Select Committee on European Union Minutes of Evidence


Examination of Witnesses (Questions 460 - 465)

THURSDAY 27 MARCH 2008

Dr Adamos Adamou and Ms Anna Pavlou

  Q460  Baroness Young of Hornsey: You mean what you were saying in answer to my last question covers that. Is that what you are saying?

  Dr Adamou: Yes.

  Q461  Chairman: Some of our witnesses have suggested that the EU would be well placed because it has a wider pool of people of different groupings to undertake socio-demographic and cultural research to show why and how you do what you have been describing and what it is that helps to get to these groups. Do you think the EU could contribute to that research or do you think people should just get on and get to their communities?

  Dr Adamou: You can coordinate the effort. That is the only thing you can do, coordinate and give guidelines. Otherwise you cannot interfere with the Member States; the Member States should understand what to do. The Commission and the Council and everybody, let us say screening for cancer—I am taking cancer because I have a great expertise in this—everybody knows that screening saves lives. The Commission is just giving recommendations; it cannot force the Member States to implement a programme. They can say these programme save lives if they are implemented, the same as with public awareness, just give guidelines and information to Member States and ask them to implement and to come together.

  Q462  Baroness Young of Hornsey: It is a slightly different question. If I could give you an example of what I mean, let us say that in this country, for argument's sake, that members of the Greek Cypriot community in North London are not giving organs at the same rate as neighbouring and other communities and yet maybe we would find out that in Cyprus there is this big willingness to give organs. What we are suggesting is that it would be very useful for us to know what the differences are across the different Member States within different communities as to what really is the barrier preventing some people giving their organs.
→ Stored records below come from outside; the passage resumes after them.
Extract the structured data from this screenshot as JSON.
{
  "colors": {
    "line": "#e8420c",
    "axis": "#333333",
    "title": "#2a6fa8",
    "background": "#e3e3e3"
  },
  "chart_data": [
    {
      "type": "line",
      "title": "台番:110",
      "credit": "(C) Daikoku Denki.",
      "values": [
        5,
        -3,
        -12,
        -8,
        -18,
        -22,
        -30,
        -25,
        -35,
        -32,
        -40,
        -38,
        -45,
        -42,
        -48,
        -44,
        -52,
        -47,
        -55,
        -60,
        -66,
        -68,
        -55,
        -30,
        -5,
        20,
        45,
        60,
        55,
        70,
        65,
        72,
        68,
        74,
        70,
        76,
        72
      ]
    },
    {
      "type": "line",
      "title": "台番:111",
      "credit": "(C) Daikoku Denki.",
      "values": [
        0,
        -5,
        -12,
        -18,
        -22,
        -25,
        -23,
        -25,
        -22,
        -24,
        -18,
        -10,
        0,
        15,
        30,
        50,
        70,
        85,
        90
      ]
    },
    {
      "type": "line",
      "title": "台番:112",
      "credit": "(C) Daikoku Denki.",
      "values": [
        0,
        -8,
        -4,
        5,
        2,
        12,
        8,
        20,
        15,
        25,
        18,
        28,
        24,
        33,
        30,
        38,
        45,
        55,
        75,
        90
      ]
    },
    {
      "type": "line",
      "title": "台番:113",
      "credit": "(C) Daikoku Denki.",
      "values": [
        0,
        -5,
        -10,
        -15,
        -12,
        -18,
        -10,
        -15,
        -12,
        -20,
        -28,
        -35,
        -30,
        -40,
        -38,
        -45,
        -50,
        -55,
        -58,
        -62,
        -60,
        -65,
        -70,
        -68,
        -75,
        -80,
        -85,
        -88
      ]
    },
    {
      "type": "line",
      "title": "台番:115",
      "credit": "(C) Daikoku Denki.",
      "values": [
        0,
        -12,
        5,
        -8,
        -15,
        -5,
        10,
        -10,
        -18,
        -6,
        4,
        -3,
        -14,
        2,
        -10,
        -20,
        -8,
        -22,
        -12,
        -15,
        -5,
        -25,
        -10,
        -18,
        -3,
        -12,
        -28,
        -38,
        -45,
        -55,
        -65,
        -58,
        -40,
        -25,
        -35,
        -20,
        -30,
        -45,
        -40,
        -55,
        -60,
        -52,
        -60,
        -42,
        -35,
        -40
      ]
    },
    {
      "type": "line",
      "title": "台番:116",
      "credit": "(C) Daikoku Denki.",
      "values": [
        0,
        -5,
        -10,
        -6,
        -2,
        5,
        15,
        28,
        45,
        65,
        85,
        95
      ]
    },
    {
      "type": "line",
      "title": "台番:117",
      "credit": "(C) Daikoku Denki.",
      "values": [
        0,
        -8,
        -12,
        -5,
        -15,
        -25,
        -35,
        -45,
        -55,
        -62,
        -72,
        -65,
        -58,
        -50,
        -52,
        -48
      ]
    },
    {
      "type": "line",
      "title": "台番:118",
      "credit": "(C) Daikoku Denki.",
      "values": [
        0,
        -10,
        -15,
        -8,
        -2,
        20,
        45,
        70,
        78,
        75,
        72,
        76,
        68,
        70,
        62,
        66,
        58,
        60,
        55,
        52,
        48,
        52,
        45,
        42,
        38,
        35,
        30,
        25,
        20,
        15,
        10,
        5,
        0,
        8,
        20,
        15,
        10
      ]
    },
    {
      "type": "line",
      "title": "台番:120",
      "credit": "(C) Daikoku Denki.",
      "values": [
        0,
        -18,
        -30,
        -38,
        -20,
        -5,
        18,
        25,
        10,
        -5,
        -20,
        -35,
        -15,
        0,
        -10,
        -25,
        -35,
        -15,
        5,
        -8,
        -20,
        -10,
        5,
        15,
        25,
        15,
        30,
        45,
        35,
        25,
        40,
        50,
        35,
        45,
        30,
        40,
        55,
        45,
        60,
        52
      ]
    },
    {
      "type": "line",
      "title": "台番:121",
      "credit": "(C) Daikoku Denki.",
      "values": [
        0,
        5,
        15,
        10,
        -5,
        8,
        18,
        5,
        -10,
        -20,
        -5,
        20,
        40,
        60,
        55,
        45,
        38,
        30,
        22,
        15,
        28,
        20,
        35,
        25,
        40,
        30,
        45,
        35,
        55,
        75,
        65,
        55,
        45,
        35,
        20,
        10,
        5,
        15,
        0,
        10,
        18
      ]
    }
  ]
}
  Dr Adamou: Different cultures, different religions, different deep roots where they come from. You mentioned the Cypriot community but Cyprus would have a problem with dead donors; we are the last on the list, but we are the first for the living donors. This is the culture but it is not happening in other Member States. Can we take this practice and try to implement another one? No, we cannot do this. The only thing we can do is to raise public awareness to find common guidelines based on different things, not cultural, not religious, because people are suffering commonly from these diseases. Of course, we have to respect the religions and the cultures for other Member States but when we come to health and to measures that you will take to eliminate the disease or deaths coming from this disease, then I think everybody must be united. That is why this is the work of the Commission, to coordinate the Member States even if they have a different culture or a different religion.

  Q463  Baroness Young of Hornsey: Obviously the coordination is absolutely important, but I think what has been suggested in the past by other witnesses is that we do not actually have enough information and evidence about what the differences are and what is driving that. Could the EU make a contribution by funding some key research in this area?

  Ms Pavlou: That is what Mr Adamou said. You could help us collect all this information and make extensive research within the Member States to see first of all what discrepancies exist within the Member States, within which communities, which communities have lower levels, which communities have higher levels. Coming back to the point you said about the Greek Cypriot community in North London not wanting to donate to the other communities, this happens quite often. Many people say that they do not want their organ to go to X, Y or Z but by raising awareness and giving information we are trying to promote equality and equity. The organ will go to the person who needs it, not to a person who needs it less but fits the idea of the donor. Obviously this is very hard to balance in some cases.

  Q464  Chairman: I am sorry but we have run out of time, in fact we have run over because we are so interested in what you have been saying. Just for the record to clarify that last point, it seems to me that you are saying that there is some role for the EU in terms of exchanging information and coordination. Certainly we have felt that we have learned already a lot from other countries in this hearing. You are saying that when it comes to interference in relation to the delivery of the services that the EU does not have a role. Do I have the distinction clear?

  Ms Pavlou: Yes. It cannot interfere within the decisions of the Member States unfortunately. It can try to coordinate, it can try to set minimum levels but it will not come to the UK and tell you that you have to do something about your communities that do not want to donate. It is up to the UK to try to raise awareness and raise the levels.

  Q465  Chairman: We are immensely grateful. We do think we are travelling along the same road. I was just trying to work out where our report would come in relation to your report. Although we are reporting obviously to our Government we do send copies to the Commission and you might well find that what we are supporting will be very helpful. We have certainly found your evidence extremely helpful and we wish you a safe journey home.

  Dr Adamou: Thank you very much. I want to state here that as soon as we are back in Brussels and the report is ready after the voting yesterday, we will send you a copy and of course, in April we will send you the copy of the Plenary Session so that you will have the final results of what the European Parliament thinks about this. Thank you very much for accepting me here; it was a great pleasure.